Seu filho, o duque de Zhou, um poeta, acrescentou interpretações gnômicas para as linhas individuais de cada hexagrama, conhecidas simplesmente como "Linhas". Foi dito que, quinhentos anos depois, o próprio Confúcio escreveu comentários éticos explicando cada hexagrama, que são chamados de “Dez Asas” (“asa”, isto é, no sentido arquitetônico).
A versão arqueológica e histórica desta narrativa é muito mais obscura. Na dinastia Shang (que começou por volta de 1600 A.C.), os adivinhos videntes aplicavam calor a cascos de tartaruga ou escápulas de bois e interpretavam as rachaduras que eram produzidas. Muitos desses “ossos de oráculo” - centenas de milhares deles foram desenterrados - têm hexagramas completos ou os números atribuídos a hexagramas gravados neles. De onde os hexagramas vieram, ou como foram interpretados, é completamente desconhecido.
Em algum momento da dinastia Zhou - a estimativa atual é de cerca de 800 A.C. - os 64 hexagramas foram nomeados e um texto escrito foi estabelecido com base nas tradições orais. O livro ficou conhecido como Zhou Yi (Mudanças de Zhou). O processo de consulta também evoluiu dos cascos de tartaruga, que exigiam um especialista para executar e interpretar, para o sistema de moedas ou talos de mil-folhas que qualquer um poderia praticar e que está em uso desde então. Três moedas, com números atribuídos a cara ou coroa, foram lançadas simultaneamente; a soma resultante indicava uma linha contínua ou tracejada; seis lançamentos de moeda produziram assim um hexagrama. No caso dos pés de milefólio, 50 foram contados em um procedimento mais trabalhoso para produzir o número de cada linha.
No terceiro século A.C., com o surgimento do confucionismo, os comentários das “Dez asas” foram adicionados, transformando o Zhou Yi de um manual estritamente divinatório em um texto filosófico e ético. Em 136 A.C., o imperador Wu da dinastia Han declarou-o o mais importante dos cinco livros confucionistas canônicos e padronizou o texto entre várias versões concorrentes (algumas com os hexagramas em uma ordem diferente).

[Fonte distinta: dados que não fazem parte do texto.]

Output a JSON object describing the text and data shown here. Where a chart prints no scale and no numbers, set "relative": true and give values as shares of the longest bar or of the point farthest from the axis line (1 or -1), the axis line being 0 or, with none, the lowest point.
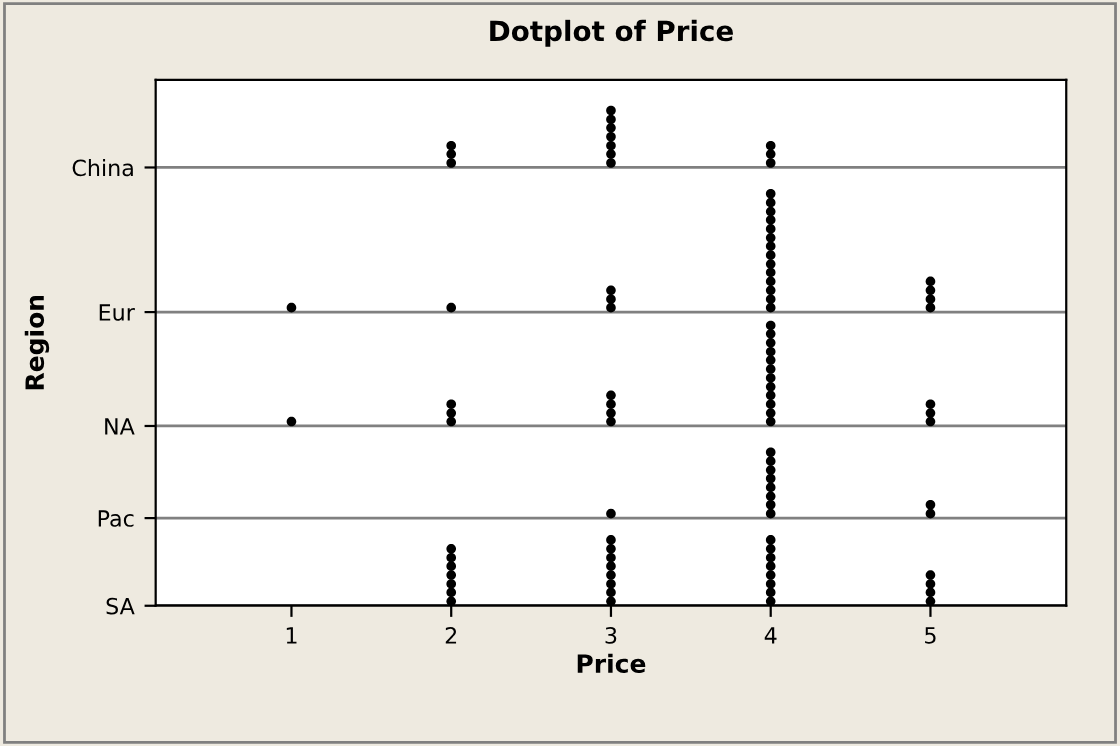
{
  "chart_data": {
    "type": "scatter",
    "title": "Dotplot of Price",
    "xlabel": "Price",
    "ylabel": "Region",
    "xlim": [
      0.15,
      5.85
    ],
    "xticks": [
      1,
      2,
      3,
      4,
      5
    ],
    "relative": true,
    "ref_lines": [
      {
        "axis": "y",
        "value": 0,
        "label": "SA",
        "color": "#000000"
      },
      {
        "axis": "y",
        "value": 0.177,
        "label": "Pac",
        "color": "#808080"
      },
      {
        "axis": "y",
        "value": 0.363,
        "label": "NA",
        "color": "#808080"
      },
      {
        "axis": "y",
        "value": 0.593,
        "label": "Eur",
        "color": "#808080"
      },
      {
        "axis": "y",
        "value": 0.885,
        "label": "China",
        "color": "#808080"
      }
    ],
    "marker": "circle",
    "series": [
      {
        "color": "#000000",
        "x": [
          2,
          2,
          2,
          3,
          3,
          3,
          3,
          3,
          3,
          3,
          4,
          4,
          4
        ],
        "values": [
          0.894,
          0.912,
          0.929,
          0.894,
          0.912,
          0.929,
          0.947,
          0.965,
          0.982,
          1,
          0.894,
          0.912,
          0.929
        ]
      },
      {
        "color": "#000000",
        "x": [
          1,
          2,
          3,
          3,
          3,
          4,
          4,
          4,
          4,
          4,
          4,
          4,
          4,
          4,
          4,
          4,
          4,
          4,
          4,
          5,
          5,
          5,
          5
        ],
        "values": [
          0.602,
          0.602,
          0.602,
          0.619,
          0.637,
          0.602,
          0.619,
          0.637,
          0.655,
          0.673,
          0.69,
          0.708,
          0.726,
          0.743,
          0.761,
          0.779,
          0.796,
          0.814,
          0.832,
          0.602,
          0.619,
          0.637,
          0.655
        ]
      },
      {
        "color": "#000000",
        "x": [
          1,
          2,
          2,
          2,
          3,
          3,
          3,
          3,
          4,
          4,
          4,
          4,
          4,
          4,
          4,
          4,
          4,
          4,
          4,
          4,
          5,
          5,
          5
        ],
        "values": [
          0.372,
          0.372,
          0.389,
          0.407,
          0.372,
          0.389,
          0.407,
          0.425,
          0.372,
          0.389,
          0.407,
          0.425,
          0.442,
          0.46,
          0.478,
          0.496,
          0.513,
          0.531,
          0.549,
          0.566,
          0.372,
          0.389,
          0.407
        ]
      },
      {
        "color": "#000000",
        "x": [
          3,
          4,
          4,
          4,
          4,
          4,
          4,
          4,
          4,
          5,
          5
        ],
        "values": [
          0.186,
          0.186,
          0.204,
          0.221,
          0.239,
          0.257,
          0.274,
          0.292,
          0.31,
          0.186,
          0.204
        ]
      },
      {
        "color": "#000000",
        "x": [
          2,
          2,
          2,
          2,
          2,
          2,
          2,
          3,
          3,
          3,
          3,
          3,
          3,
          3,
          3,
          4,
          4,
          4,
          4,
          4,
          4,
          4,
          4,
          5,
          5,
          5,
          5
        ],
        "values": [
          0.009,
          0.027,
          0.044,
          0.062,
          0.08,
          0.097,
          0.115,
          0.009,
          0.027,
          0.044,
          0.062,
          0.08,
          0.097,
          0.115,
          0.133,
          0.009,
          0.027,
          0.044,
          0.062,
          0.08,
          0.097,
          0.115,
          0.133,
          0.009,
          0.027,
          0.044,
          0.062
        ]
      }
    ]
  }
}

Este se tornou o I Ching, o Livro (ou Clássico) da Mudança, e seu formato permaneceu o mesmo desde: um hexagrama nomeado e numerado, um "Julgamento" arcano para aquele hexagrama, uma interpretação frequentemente poética da imagem obtida pela combinação dos dois trigramas e declarações enigmáticas sobre o significado de cada linha do hexagrama. É quase certo que Confúcio não teve nada a ver com a formação do I Ching, mas supostamente disse que, se tivesse mais cem anos de vida, 50 deles seriam dedicados a estudá-lo.

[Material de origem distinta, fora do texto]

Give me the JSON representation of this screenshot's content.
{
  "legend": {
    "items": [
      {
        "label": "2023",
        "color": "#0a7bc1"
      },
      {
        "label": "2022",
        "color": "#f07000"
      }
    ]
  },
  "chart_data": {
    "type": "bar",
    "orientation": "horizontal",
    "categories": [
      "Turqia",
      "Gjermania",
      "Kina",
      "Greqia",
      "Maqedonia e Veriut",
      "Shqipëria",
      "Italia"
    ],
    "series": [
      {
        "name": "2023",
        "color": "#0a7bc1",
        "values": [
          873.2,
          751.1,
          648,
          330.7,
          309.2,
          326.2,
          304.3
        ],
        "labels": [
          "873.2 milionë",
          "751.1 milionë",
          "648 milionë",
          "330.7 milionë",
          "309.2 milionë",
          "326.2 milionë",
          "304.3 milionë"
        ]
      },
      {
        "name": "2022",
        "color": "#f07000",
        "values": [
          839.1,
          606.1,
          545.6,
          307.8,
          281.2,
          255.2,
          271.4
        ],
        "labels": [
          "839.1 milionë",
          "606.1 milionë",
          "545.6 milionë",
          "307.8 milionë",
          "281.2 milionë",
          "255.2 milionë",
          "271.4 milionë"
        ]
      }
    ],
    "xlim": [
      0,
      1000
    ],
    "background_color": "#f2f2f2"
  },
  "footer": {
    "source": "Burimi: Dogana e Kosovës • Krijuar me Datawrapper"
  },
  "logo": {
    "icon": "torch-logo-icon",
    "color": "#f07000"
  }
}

Por dois milênios, o I Ching foi o guia essencial para o universo. Em um cosmos filosófico onde tudo está conectado e tudo está em um estado de mudança incessante, o livro não era uma descrição do universo, mas sim seu microcosmo mais perfeito. Representava, como disse um sinologista, os "alicerces da realidade". Seus 64 hexagramas tornaram-se categorias irrevogáveis para inúmeras disciplinas. Seus misteriosos “Julgamentos” foram tomados como núcleos de pensamento a serem elaborados, nas “Dez Asas” e incontáveis comentários, em conselhos aos governantes sobre como administrar um estado ordeiro e às pessoas comuns sobre como viver uma vida adequada. Foi uma ferramenta para meditação sobre o cosmos e, como uma peça perfeita do modo de funcionamento do mundo, também revelou o que seria auspicioso ou desfavorável para o futuro.

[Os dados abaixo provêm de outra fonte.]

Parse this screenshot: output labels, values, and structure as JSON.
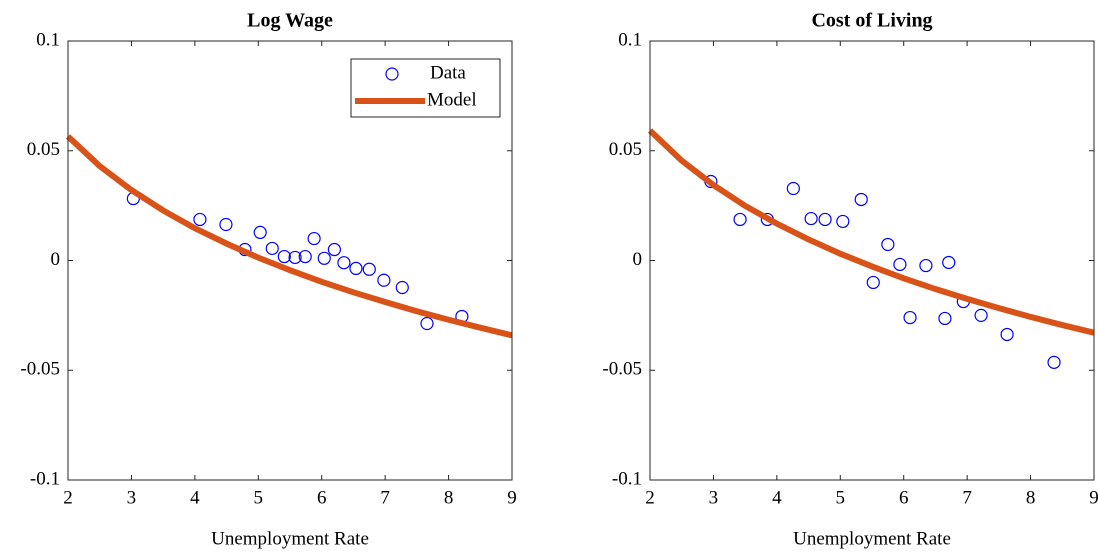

No Ocidente, o I Ching foi descoberto no final do século 17 por missionários jesuítas na China, que decodificaram o texto para revelar sua verdade universal cristã: o hexagrama número um era Deus; dois foi Adão; Jesus, três era a Trindade; oito eram os membros da família de Noé; e assim por diante. Leibniz encontrou com entusiasmo a universalidade de seu sistema binário nas linhas sólidas e quebradas. Hegel - que achava
que Confúcio não valia a pena traduzir - considerou o livro “superficial”: “Não se encontra em uma única instância uma concepção sensual de poderes universais naturais ou espirituais”.